5. Any other tips or pieces of advice on how I should proceed with this project or my journey into woodworking in general?


Thanks very much for your time


----------



## chopnhack (Dec 16, 2007)

Kudos for thinking big! I would suggest that before you tackle a job of this size that you might want to brush up on the basics. Are you able to cut to a line with a hand saw or circular saw? Are you able to mark and measure accurately? This may sound rudimentary, but unless you are able to perform these basics, you will not be able to accomplish any project. 

Not assuming this, I would measure the headboard or get the specs, because just looking at it, to me it appears to be over 8' long so two sheets of plywood stacked on top of each other with lines routed out will not work unless you have access to a specialty supplier that has longer panels. If you don't mind not reproducing 100% then this is the method I would use. The panels could be mated and braced from behind with some 1x3 or even 2x4 or at each corner behind the panels so that they are not in view with a wooden post.
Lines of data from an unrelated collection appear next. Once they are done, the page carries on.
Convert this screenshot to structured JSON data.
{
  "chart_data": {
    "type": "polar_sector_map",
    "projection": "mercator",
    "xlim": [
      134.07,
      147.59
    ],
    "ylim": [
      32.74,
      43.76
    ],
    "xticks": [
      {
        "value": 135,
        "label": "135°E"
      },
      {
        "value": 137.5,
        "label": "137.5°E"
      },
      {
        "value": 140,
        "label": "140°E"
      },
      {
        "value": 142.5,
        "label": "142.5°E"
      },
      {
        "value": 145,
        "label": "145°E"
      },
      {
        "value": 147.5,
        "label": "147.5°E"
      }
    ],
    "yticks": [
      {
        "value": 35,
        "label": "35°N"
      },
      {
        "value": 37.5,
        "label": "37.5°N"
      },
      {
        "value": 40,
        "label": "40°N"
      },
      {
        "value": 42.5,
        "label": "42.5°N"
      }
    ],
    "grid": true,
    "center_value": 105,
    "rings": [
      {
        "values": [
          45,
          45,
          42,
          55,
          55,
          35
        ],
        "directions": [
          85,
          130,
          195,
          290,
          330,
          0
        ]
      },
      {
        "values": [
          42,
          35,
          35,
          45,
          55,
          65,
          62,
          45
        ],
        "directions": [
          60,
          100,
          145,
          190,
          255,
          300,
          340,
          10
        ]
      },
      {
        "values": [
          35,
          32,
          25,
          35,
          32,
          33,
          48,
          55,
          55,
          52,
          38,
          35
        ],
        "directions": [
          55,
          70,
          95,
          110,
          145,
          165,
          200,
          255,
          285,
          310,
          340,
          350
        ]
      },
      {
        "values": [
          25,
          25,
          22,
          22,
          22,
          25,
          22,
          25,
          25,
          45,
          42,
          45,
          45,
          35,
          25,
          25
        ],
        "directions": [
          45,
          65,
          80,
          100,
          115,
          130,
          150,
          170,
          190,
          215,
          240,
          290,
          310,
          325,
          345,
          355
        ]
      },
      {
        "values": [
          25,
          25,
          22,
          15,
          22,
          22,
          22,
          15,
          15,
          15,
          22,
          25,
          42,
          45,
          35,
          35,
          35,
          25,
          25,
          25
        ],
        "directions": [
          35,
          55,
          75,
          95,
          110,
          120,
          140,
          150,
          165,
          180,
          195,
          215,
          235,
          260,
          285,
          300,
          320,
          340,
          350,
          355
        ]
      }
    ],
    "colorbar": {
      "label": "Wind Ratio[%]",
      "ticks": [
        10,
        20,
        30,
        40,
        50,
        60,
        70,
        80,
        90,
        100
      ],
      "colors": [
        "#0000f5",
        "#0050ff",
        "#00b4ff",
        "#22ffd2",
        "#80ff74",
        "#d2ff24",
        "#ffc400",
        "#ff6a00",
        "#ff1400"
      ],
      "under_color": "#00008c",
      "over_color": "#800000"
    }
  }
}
The end tables look like they are just simple U shaped tables, nothing more than butt joints could get it done. 

The bed seems to be a simple low platform bed, 4 short chunky posts with dado's across one or two faces to allow rails to pass horizontally, the rails in my opinion could be 2x6 or similar width with a rabbet on the top edge to capture the large platform that will sit on top, which can be nothing more than plywood panels. These of course will have to be supported by a grid of stringers that attach to the left and right rail if you view the piece head on.

As for wood, use what you have access to. I say this because ultimately if you have little or no experience, your best solution would be to paint the piece. Of course you could save yourself some time and make the whole thing out of Gaboon Ebony :laughing: just kidding.

A router and circular saw with associated straight line guides would be necessary. 

As for advice, read as much as you can. Tackle smaller projects that will teach you the basics first. Go to a woodworking class if you can.
Enjoy ;-)


----------



## woodnthings (Jan 24, 2009)

*agree with the approach to basics*

You can think of the project being made from separate modules that get joined together. The frame would have at least 4 separate pieces, the headboard might have 4 pieces as well depending on the height and length, and the night stands would be separate and attached or sitting on top of the frame. It's a cool contemporary design in my opinion and I like the black finish.

Working drawings with dimension will be necessary for one. :smile:

A draftsmans' T square and some white butcher paper OR some cheap 1/4" plywood with a smooth surface.

Your "access" to other tools needs to be specified ....which tools?
How much working space is available for this big project. Final assembly can be at the site but a dry fit prior would be best.


----------